Environmentalists who question the project argue it will dam around 6,000 hectares in the remote southern Chilean Patagonia. This will have a deep environmental impact in a place as pure as that. The Aysén region is the less populated region in Chile and is famous for its beauty and isolation. An interesting ecotourism industry has been developing in the area lately, which would be damaged by the dams.
The project also includes the construction of a transmission line from Aysén region, all the way to the capital Santiago at an estimated cost of 4.3 billion US dollars.
This will mean power cables and 5,000 towers of 50 meters tall, one every 400 meters, along 2,200km. The effect will be the deforestation of 23,000 hectares, and six national parks as well as 11 national reserves will be damaged.
The dams and transmission lines are forecasted to create a veritable scar the length of half the country.
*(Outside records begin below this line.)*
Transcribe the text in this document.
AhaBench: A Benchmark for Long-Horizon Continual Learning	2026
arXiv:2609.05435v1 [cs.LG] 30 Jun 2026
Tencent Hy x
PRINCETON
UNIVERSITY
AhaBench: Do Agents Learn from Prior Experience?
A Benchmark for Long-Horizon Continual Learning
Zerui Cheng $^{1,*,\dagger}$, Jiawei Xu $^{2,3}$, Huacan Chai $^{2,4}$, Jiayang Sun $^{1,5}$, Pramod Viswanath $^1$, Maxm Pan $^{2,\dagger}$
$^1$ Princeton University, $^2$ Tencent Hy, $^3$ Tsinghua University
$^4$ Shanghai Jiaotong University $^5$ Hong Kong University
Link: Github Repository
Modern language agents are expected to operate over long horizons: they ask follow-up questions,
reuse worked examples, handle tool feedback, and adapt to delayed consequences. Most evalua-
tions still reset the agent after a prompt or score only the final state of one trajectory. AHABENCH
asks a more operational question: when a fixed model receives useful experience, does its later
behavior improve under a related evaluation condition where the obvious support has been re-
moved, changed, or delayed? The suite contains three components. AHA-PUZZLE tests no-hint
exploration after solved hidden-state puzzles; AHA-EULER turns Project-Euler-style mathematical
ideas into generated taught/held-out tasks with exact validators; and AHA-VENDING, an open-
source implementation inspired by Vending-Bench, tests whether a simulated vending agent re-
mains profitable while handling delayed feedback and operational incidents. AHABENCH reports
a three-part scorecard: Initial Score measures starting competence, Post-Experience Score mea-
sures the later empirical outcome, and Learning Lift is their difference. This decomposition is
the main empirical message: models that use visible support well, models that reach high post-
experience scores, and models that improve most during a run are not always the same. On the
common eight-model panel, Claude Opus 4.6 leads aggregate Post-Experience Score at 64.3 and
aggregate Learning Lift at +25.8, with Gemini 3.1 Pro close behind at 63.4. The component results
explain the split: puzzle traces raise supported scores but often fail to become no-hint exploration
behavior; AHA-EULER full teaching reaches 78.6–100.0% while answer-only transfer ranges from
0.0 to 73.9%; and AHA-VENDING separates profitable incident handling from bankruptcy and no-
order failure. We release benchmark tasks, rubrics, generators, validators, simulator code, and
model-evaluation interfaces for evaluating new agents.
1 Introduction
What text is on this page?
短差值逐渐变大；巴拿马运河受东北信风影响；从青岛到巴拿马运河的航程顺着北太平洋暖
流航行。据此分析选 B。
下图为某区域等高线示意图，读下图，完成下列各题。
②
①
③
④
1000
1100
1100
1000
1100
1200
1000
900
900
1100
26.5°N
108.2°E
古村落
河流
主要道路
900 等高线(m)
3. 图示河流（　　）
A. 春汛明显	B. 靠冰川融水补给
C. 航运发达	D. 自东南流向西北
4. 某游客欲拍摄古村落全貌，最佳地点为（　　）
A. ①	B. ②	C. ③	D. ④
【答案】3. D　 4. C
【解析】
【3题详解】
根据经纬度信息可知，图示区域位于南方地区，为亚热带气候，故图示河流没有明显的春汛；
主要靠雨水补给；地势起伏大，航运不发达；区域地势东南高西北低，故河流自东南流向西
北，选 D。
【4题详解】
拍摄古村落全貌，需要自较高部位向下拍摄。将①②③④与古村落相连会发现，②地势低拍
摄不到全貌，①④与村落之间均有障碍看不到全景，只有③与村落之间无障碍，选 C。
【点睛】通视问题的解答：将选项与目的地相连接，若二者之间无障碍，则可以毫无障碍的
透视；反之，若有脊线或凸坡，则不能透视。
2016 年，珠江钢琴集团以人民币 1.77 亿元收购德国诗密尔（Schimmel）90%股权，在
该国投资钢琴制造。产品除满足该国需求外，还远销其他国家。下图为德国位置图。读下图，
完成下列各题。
This scar will work its way through six national parks, 11 national reserves, 26 sites designated as priorities for conservation, 16 wetlands areas and 32 protected private areas
The visual impact would be massive.
The social impact would last for years, bringing thousands of people to live and work in Patagonia.
The Chilean Patagonia without Dams group, which gathers 79 national and international groups from Greenpeace to Aysén's bishopric, has displayed a strong campaign.
HidroAysén is a corporation formed by Endesa Chile, subsidiary of the Spanish-Italian Endesea and Colbún SA, which belongs to Matte group, owner of one of the biggest fortunes in Chile. Together, these two companies control 74% of the Central Interconnected System (SIC). With HidroAysé's approval, this will grow to over 80%. A virtual monopoly of private companies operates this strategic power industry. Energy in Chile is some of the most expensive in the world and HidroAysén won't change that, argue environmentalists.